Israel bolstered security in Jerusalem ahead of the funeral on Friday of veteran Al Jazeera journalist Shireen Abu Akleh, two days after she was killed during an Israeli army raid.
Israel and the Palestinians have traded blame over the fatal shooting of the 51-year-old Palestinian-American during clashes in the Jenin refugee camp.
Her coffin began its journey to the drumbeat of a marching band, as crowds chanted slogans demanding an end to Palestinian security cooperation with Israel.
Thousands of mourners are expected to attend the funeral at a church in Jerusalem's Old City in the afternoon, an Israeli police spokeswoman told AFP.
Roads would be closed along the route of the procession, the spokeswoman said, with extra forces deployed to Jerusalem to "ensure the funeral takes place safely and without violence that could endanger participants or others".
In a sign of Abu Akleh's prominence, she was given what was described as a full state memorial on Thursday at Palestinian president Mahmud Abbas's compound in Ramallah.
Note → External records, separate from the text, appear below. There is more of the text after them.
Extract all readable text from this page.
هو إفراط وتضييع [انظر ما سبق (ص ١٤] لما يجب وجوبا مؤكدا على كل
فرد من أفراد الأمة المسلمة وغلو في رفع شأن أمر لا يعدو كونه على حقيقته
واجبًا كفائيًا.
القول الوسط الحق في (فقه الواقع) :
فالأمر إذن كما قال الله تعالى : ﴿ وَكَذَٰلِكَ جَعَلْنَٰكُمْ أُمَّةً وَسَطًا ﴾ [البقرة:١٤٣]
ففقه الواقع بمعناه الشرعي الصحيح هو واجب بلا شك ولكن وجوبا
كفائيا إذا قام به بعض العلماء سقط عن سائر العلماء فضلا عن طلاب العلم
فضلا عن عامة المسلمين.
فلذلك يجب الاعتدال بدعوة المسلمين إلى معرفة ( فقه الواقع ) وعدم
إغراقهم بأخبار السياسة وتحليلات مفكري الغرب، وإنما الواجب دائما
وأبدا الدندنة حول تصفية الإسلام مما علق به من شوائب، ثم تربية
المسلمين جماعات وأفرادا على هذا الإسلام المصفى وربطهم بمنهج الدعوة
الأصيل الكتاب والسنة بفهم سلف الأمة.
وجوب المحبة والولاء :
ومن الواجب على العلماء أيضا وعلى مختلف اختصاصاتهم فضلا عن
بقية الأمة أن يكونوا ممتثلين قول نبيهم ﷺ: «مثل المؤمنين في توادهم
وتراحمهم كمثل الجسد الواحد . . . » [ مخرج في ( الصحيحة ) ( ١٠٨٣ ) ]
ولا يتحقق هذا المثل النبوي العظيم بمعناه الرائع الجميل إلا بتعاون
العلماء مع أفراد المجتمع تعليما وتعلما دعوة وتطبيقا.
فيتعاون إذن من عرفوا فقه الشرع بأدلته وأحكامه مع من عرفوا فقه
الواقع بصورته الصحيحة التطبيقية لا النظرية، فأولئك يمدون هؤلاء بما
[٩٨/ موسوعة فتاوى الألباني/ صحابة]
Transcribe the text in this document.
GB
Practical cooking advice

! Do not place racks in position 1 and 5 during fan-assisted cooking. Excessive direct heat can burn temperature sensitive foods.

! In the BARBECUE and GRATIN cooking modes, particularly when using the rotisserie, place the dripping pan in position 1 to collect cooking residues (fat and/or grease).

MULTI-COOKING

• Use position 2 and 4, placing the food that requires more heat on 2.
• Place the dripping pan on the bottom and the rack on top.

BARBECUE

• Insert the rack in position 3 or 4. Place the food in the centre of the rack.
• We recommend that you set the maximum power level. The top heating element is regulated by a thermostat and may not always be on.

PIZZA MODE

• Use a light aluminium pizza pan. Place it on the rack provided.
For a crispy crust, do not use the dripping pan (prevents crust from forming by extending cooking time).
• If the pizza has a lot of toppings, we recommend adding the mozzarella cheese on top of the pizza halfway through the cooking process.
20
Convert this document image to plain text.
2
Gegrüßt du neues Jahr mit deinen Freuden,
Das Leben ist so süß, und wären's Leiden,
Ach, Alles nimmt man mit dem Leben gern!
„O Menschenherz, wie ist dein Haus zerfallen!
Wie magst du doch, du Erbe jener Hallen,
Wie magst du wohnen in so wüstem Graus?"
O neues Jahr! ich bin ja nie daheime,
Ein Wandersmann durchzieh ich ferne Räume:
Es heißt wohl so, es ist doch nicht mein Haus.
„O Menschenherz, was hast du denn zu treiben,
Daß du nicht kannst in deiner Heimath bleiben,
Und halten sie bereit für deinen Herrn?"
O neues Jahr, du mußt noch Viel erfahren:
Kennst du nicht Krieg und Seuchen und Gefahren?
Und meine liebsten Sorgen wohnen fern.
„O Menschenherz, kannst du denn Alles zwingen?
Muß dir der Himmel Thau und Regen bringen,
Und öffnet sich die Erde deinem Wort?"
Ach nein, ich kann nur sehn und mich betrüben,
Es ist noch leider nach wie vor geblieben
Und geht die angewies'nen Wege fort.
Thousands lined the route as her coffin, draped in the Palestinian flag, was driven through the West Bank city, where a street is to be renamed in her honour.
"Her voice entered every home, and her loss is a wound in our hearts," said mourner Hadil Hamdan.
'Sister of all Palestinians'
The United States, European Union and United Nations have backed calls for a full investigation into what Al Jazeera labelled a deliberate killing "in cold blood", but the Palestinian Authority has rejected holding a joint probe with Israel.
Immediately after the shooting, Israeli Prime Minister Naftali Bennett had said it was "likely" Abu Akleh was killed by stray Palestinian gunfire.
But hours later, Israeli Defence Minister Benny Gantz said it could have been "the Palestinians who shot her" or fire from "our side".
While reporting in Jenin, Abu Akleh was wearing a bulletproof vest emblazoned with the word "Press", as well as a helmet.
Grief over her killing spilled beyond Palestine, with protests erupting in Turkey, Sudan and elsewhere.
She "was the sister of all Palestinians," her brother Antoun Abu Akleh told AFP.
Israel has publicly called for a joint probe and stressed the need for Palestinian authorities to hand over the fatal bullet for forensic examination.
But Abbas said the proposal had been rejected.
"This crime should not go unpunished," he said during the Ramallah memorial, adding the Palestinian Authority held Israel "completely responsible" for her death.
West Bank violence
The European Union has urged an "independent" probe while the United States demanded the killing be "transparently investigated", calls echoed by UN human rights chief Michelle Bachelet.
PA official Hussein Al-Sheikh, a close Abbas confidant, said the Palestinian "investigation would be completed independently".
An initial autopsy and forensic examination were conducted in Nablus in the West Bank hours after her death.
Fresh violence erupted on Friday in the northern West Bank, with an Israeli raid on the Jenin refugee camp leaving one Palestinian wounded, according to the Palestinian news agency Wafa.
In a separate incident near Ramallah, soldiers "identified a suspect throwing a block at an Israeli car and trying to open its doors near Beit El" settlement, the army said.
"The force called on him to stop and eventually opened fire at the suspect, who was wounded and taken to a hospital," a statement from the army said, noting "a knife and bottle of acid were found on his person."
Tensions had already risen with a wave of attacks that have killed at least 18 people in Israel since March 22, including an Arab-Israeli police officer and two Ukrainians.
A total of 31 Palestinians and three Israeli Arabs have died during the same period, according to an AFP tally, among them perpetrators of attacks and those killed by Israeli security forces in West Bank operations.